Bcachefs btree iterators:

Btree iterators in bcachefs implement more or less the usual operations for iterating over an ordered key/value store.

Iterators may be unlocked arbitrarily, due to e.g. transaction restarts (due to lock ordering, failure to get a journal reservation, btree node splits, etc.). This means they must remember what they were pointing at, so that subsequent peek/next etc. operations behave correctly. Also, a given btree transaction may have multiple iterators in use at the same time; updates to via one iterator must not invalidate other iterators (but this is a relatively easy requirement compared to getting restartable iterators correct).

Iterators may be used to iterate over keys or slots; for slots we iterate over every possible position, returning KEY_TYPE_deleted keys for empty slots. They can iterate forwards or backwards, and they can be used to iterate over extents or non-extents. Extents always have a nonzero size and have start and end positions; iterating over extents in slots mode (where we synthesize ranges to represent holes between keys in the btree) is used frequently by the filesystem IO code in bcachefs.

Primary iterator state:

  • iter.pos: the current position of the iterator.

    The iterator position may be changed directly with bch2_btree_iter_set_pos(), and the various peek()/next()/prev() operations all update the iterator position to match what they are returning.

  • iter.l[BTREE_MAX_DEPTH] (struct btree_iter_level)

    These contain, one for each level of the btree, a pointer to a btree node, an iterator for that btree node (struct btree_node_iter, see bset.h), and a lock sequence number. Thus, we have a full path from the root of the btree down to a specific key in a specific btree leaf node.

    Btree node iterators are much simpler: they can be treated as if they point to a single key within a sorted array of keys. Because btree nodes have multiple sorted arrays of code btree node iterators are internally maintaining multiple pointers and sorting the results, but this is an internal implementation detail.

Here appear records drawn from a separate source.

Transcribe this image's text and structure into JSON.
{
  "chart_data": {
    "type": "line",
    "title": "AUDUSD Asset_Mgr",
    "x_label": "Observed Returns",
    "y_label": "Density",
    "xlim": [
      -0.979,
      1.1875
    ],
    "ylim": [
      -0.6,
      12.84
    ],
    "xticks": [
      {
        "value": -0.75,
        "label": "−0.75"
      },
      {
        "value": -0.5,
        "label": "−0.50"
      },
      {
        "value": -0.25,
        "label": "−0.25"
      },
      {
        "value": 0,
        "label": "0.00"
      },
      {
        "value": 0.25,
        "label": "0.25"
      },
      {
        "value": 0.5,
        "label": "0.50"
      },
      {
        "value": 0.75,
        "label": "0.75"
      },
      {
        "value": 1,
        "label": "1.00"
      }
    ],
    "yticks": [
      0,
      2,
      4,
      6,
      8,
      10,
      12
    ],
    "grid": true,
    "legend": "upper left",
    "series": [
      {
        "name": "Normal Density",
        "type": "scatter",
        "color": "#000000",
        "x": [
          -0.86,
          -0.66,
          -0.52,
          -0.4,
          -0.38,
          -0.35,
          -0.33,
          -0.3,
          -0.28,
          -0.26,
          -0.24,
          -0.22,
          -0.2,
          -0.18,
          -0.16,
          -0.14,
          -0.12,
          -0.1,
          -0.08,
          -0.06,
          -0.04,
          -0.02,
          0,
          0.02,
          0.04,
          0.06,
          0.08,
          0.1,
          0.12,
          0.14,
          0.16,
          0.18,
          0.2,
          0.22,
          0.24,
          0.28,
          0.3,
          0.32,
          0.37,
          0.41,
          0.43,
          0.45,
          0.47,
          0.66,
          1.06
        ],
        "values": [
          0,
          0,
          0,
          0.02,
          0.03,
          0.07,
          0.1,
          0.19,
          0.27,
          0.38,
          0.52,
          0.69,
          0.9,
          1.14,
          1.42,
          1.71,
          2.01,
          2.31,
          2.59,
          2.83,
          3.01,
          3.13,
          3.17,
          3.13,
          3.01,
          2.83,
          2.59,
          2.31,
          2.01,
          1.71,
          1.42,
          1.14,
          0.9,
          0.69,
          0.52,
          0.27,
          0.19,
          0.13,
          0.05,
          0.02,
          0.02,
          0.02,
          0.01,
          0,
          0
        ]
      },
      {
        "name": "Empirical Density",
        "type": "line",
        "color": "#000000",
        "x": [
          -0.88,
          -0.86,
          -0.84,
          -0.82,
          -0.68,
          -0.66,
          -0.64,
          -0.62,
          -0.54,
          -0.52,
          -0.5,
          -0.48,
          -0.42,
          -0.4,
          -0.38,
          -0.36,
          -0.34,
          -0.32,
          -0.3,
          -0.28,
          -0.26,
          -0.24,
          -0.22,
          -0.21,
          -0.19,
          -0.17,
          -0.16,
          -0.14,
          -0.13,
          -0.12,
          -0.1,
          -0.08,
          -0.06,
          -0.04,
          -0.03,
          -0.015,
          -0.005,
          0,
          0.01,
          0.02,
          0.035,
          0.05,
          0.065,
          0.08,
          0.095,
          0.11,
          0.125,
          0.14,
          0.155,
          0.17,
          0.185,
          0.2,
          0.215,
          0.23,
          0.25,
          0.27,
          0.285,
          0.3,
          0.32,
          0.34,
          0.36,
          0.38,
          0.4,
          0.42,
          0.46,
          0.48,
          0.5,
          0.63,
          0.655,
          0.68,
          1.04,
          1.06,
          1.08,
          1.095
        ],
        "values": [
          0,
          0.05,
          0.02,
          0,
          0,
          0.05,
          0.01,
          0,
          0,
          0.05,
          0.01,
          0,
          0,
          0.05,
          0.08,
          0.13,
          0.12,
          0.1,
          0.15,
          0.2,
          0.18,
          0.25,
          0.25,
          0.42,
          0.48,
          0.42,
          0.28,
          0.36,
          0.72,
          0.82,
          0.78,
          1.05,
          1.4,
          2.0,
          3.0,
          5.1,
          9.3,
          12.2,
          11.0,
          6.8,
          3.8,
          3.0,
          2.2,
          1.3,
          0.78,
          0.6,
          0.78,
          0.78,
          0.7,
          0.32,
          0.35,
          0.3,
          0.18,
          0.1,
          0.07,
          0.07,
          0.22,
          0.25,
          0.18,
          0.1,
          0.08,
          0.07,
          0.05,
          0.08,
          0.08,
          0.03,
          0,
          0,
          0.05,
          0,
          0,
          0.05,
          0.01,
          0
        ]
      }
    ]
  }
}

The most important invariant for btree iterators is that iter.pos must always be consistent with the btree node iterators: that is, for every btree node iterator, the key the node iterator points to must compare >= iter.pos, and the previous key must compare < iter.pos.

That is - the node iterator must point to the correct position for inserting a new key at iter.pos.

For the various peek()/next()/prev() operations, iter.pos will usually be updated to point to the start of the key we're returning, and the leaf btree node iterator will usually point to the key we're returning, unless we're at a hole - but there are exceptions for extents.

A discussion on iterator position

bch2_btree_iter_peek_slot() and bch2_btree_iter_peek_slot_extents() never change iter->pos. bch2_btree_iter_peek() will change iter->pos to match the key just returned.

iter->pos should always match the key we're currently at; this is so that on transaction restart we can get back to where we were at, and also so that when updating the key at the current position the iterator is at the correct position for that update.

Also, iter->pos is used by code that uses btree iterators to keep track of where it's at in the work it's doing. Importantly, when iterating over extents by slots (i.e. in bch2_read()), as we call next_slot() iter->pos will be advanced to where the previously returned extent ended.

If we're iterating forwards, iter->pos will be monotonically increasing, and if we're iterating forwards by slots we guarantee that we'll return keys/extents that exactly cover the keyspace.

For non extent iterators, we return the first key >= iter->pos; for extent iterators, we return the first key strictly greater than iter->pos. Right now this is handled by btree_iter_search_key(). This is because when we're iterating over extents we want the first extent that covers the range starting at iter->pos.

For iterating backwards, we have peek_prev() that returns the first key <= iter->pos. Note: when using peek_prev() for extents, it's the same search condition as for non extents - first key <= iter->pos.

Also: we need iter->pos to correspond to and be consistent what the rest of the iterator physically points to.

So we want two different notions of iterator position:

  • One

Extents:

When returning an extent, iter.pos will typically be updated to point to the start of the extent we're returning (which is not the key the extent is indexed by; extents are indexed by where they end, not where they start).

This may mean that when we return an extent, the leaf btree node iterator won't necessarily point to the key we're returning - due to our #1 invariant, and the possible existence of whiteouts (that we filter out when iterating and don't return to user code).

Additionally, iter.pos won't be updated to point to the start of the extent we're returning when that would move iter.pos backwards (unless we're actually iterating backwards); this is because user code wants to see a monotonically increasing iterator position (as user code often uses iter.pos to track how far we've gotten/how much work we have to do).